Many retiring now will face another 30 years of life – how we choose to spend it has a large impact on whether these years are a blessing or a curse.
The key to happiness and wellbeing in retirement are the same as in earlier life: remain physically active, continue to learn, have a sense of purpose, and build and maintain strong social networks.
Perhaps it is this lack of comprehension that stops retirement from being the adventure it should be.
Studies have shown that retirement without a plan increases your risk of depression by up to 40 per cent.
It needn’t be this way. People could be using this period of their life to make new friends, visit family, dedicate time to previously ignored hobbies, learn new skills, and lead a stimulating life after decades of hard work.
It should be exciting and liberating.
These upsides of retirement are regularly forgotten.
We tend to view retirement through a prism of negativity that focuses on money.

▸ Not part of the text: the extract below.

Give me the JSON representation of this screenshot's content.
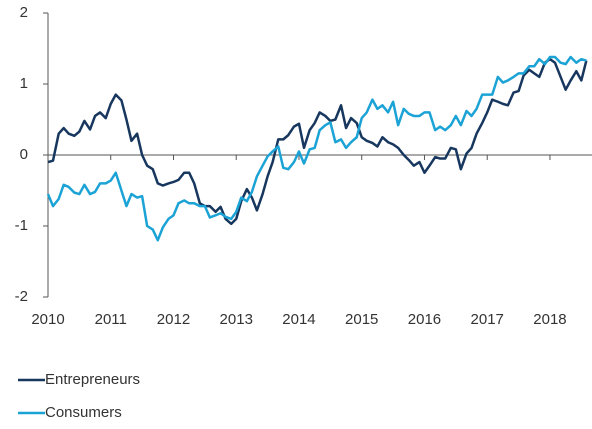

Fulfilment in later life is about much more than just money. Days are still 24-hours long and with, potentially, many years ahead there is a lot of time to fill, and no time to waste.
Some new activities are time bound, and many waste the first few years of retirement working out what they really want to do, and sometimes by then it is too late.
Overall life expectancy is rising faster than healthy life expectancy and the disability-free life years at age 65 in England is 9.9 years, according to the Office for National Statistics, 2018.
Something needs to change in how we recognise, plan for and manage this stage of our life.
A fundamental change of retirement preparation mindset is required.
Instead of thinking, “I need to save towards some arbitrary, unrealistic lump sum, and then hoard it until I die”, people need to think about and plan how they want to spend their later years.